$x=2^{x^{x^{.^{.^{.}}}}}$ My attempt at solving the question: $$\log_2x=x^{x^{x^{.^{.^{.}}}}}$$ Now here I use a trivial trick which I have seen in my class to substitute infinite powers. $$\log_2x=x^{\log_2x}$$ After that I have no idea how to solve this equation.

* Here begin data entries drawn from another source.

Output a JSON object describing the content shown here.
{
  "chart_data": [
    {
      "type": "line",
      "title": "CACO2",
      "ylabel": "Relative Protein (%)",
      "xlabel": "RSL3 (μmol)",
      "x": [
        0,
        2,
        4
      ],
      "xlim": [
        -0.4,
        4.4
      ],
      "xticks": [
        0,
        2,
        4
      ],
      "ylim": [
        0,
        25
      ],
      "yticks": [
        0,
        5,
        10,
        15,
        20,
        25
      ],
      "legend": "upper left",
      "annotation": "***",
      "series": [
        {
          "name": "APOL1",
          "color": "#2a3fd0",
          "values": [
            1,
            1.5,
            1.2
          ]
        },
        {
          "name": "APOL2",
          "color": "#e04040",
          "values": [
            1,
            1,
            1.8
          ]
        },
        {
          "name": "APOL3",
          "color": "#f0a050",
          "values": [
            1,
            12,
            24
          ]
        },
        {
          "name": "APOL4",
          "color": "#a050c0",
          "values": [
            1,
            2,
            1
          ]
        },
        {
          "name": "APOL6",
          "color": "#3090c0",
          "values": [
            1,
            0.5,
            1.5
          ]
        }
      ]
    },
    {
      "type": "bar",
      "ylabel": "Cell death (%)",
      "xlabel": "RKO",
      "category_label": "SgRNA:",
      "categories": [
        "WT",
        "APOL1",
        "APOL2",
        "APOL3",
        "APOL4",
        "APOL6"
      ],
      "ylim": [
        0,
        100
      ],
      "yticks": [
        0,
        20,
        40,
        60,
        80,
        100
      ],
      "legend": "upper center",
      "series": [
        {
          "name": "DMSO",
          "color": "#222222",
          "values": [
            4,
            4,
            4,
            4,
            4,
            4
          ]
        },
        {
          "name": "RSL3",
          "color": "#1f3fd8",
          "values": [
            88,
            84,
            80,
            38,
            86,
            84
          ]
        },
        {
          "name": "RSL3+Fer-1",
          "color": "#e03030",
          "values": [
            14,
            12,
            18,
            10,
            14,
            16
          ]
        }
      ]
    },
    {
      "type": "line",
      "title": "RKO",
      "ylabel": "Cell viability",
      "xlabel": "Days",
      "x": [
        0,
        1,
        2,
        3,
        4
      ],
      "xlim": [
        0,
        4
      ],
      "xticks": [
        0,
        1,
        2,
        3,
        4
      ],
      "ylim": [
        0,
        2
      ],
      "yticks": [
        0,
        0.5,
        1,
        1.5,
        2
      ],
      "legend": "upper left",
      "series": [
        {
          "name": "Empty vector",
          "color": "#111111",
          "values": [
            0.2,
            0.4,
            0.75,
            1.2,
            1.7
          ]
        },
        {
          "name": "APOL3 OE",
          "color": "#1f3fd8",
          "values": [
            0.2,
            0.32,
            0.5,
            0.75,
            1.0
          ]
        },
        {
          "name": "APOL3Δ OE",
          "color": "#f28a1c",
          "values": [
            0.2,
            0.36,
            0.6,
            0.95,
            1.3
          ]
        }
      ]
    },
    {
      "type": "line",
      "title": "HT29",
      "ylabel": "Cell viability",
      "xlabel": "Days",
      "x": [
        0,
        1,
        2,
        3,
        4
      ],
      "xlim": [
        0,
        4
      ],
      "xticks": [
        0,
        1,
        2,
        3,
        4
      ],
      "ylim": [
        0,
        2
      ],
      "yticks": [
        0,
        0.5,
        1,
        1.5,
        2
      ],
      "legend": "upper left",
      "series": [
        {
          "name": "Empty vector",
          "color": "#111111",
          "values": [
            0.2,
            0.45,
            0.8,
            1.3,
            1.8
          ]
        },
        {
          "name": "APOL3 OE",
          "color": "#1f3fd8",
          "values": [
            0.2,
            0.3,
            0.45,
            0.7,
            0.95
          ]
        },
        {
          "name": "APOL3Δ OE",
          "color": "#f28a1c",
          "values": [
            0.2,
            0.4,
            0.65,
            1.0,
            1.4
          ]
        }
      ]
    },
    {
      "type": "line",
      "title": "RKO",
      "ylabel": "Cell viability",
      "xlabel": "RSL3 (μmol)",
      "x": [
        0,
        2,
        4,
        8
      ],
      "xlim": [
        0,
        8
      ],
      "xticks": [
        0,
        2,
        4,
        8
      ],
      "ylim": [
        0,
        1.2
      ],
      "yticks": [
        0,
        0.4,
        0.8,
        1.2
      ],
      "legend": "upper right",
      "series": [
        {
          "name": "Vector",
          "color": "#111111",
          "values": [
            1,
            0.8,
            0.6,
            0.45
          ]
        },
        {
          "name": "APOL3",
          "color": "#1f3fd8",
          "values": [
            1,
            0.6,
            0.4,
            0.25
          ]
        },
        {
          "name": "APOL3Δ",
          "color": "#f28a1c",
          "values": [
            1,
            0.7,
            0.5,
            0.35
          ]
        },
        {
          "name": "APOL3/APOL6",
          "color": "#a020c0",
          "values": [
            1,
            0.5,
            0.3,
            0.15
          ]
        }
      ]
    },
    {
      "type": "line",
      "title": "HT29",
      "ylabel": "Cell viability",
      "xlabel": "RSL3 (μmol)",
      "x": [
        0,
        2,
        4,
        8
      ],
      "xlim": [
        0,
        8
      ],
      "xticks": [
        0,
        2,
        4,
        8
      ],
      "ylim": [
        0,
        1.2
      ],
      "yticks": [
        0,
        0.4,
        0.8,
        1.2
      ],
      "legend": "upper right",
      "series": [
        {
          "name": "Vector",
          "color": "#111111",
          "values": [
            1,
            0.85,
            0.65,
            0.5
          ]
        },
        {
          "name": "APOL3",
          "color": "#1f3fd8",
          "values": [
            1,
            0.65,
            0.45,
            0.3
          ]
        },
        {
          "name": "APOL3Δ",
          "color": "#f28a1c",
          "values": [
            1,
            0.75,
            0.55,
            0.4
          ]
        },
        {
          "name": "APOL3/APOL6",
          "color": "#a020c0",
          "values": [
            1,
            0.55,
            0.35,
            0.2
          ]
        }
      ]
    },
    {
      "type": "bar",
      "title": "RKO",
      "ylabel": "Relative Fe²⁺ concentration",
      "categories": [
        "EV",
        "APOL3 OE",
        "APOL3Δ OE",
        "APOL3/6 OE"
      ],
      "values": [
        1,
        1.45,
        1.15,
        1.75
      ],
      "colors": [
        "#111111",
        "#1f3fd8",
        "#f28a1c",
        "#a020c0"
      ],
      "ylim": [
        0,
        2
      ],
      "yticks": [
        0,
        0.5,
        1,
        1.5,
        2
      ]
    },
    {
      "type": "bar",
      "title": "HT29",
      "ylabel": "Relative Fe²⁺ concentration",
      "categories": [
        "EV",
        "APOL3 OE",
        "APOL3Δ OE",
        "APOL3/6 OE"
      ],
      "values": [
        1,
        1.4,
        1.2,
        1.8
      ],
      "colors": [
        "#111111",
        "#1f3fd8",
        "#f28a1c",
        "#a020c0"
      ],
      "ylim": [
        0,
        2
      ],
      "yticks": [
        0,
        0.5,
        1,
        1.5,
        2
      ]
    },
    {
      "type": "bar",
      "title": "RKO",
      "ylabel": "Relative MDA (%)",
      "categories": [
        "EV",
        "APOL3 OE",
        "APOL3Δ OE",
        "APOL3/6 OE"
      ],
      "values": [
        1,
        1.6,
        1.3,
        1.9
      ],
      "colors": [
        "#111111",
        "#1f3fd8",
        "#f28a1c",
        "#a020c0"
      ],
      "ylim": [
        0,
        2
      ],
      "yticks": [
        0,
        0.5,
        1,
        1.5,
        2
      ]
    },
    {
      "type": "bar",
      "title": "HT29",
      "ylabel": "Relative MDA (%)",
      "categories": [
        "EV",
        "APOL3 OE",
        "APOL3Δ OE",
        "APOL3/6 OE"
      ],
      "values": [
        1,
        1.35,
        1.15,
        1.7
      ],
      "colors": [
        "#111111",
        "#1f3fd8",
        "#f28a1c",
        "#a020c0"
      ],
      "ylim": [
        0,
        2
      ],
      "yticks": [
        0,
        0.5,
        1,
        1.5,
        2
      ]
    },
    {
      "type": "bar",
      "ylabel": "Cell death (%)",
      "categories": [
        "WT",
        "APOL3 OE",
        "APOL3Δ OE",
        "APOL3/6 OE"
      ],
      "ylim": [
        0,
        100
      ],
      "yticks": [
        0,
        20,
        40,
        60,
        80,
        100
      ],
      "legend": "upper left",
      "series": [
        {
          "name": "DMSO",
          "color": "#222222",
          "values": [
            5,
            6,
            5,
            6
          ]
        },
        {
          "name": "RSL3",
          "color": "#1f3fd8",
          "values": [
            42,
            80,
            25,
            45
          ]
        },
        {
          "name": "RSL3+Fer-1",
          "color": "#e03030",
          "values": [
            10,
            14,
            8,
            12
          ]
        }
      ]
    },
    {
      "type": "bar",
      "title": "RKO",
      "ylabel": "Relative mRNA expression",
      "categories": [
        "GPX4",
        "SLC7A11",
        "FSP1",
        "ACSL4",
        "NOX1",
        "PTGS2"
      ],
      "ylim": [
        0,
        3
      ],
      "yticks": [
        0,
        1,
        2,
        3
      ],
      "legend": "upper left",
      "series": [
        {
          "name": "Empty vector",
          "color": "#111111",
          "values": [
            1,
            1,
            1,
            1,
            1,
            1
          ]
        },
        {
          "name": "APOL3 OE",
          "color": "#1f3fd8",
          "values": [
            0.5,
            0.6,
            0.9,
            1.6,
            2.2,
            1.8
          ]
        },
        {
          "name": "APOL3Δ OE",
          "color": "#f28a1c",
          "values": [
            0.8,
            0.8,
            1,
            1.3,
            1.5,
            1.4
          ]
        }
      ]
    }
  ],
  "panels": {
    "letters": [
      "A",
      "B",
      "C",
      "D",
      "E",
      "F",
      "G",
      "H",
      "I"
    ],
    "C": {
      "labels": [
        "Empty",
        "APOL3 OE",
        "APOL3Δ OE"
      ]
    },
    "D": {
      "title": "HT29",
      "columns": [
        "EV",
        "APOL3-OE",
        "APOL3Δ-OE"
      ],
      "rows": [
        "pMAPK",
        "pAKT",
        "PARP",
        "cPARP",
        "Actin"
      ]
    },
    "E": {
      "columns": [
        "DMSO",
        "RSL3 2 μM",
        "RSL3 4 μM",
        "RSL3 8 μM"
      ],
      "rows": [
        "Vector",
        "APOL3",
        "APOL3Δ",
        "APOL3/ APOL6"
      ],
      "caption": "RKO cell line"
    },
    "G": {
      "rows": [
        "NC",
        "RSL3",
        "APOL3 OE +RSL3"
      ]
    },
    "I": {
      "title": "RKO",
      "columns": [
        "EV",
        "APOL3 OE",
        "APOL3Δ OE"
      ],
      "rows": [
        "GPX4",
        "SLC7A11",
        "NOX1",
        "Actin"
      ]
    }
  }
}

I opened the graph and solution of the question on Wolfram|Alpha but I could not understand what is written.
On
Your right side only makes sense as a limit of a tower, the limit of $$2, 2^x, 2^{x^x}, 2^{x^{x^x}} \ldots$$ If there is such a limit $L$, we must have $L^x=L$, which can be satisfied for $L=0,1$ or for $x=1$. You should be able to convince yourself that all the terms of the series are greater than $1$, but if $x \lt 1$ the series will converge to $1$. Unfortunately, if $x=1$ the series is a constant $2$. In neither case does the tower converge to $x$, so the equation has no real solution.
The equation you wrote is equivalent to $$x=2^{x^\infty}, $$ which has no solution. (If $x<1$, it reduces to $x=2^0=1$, if $x=1$ to $x=2^1=2$ and $x>1$ to $x=2^\infty=\infty$.)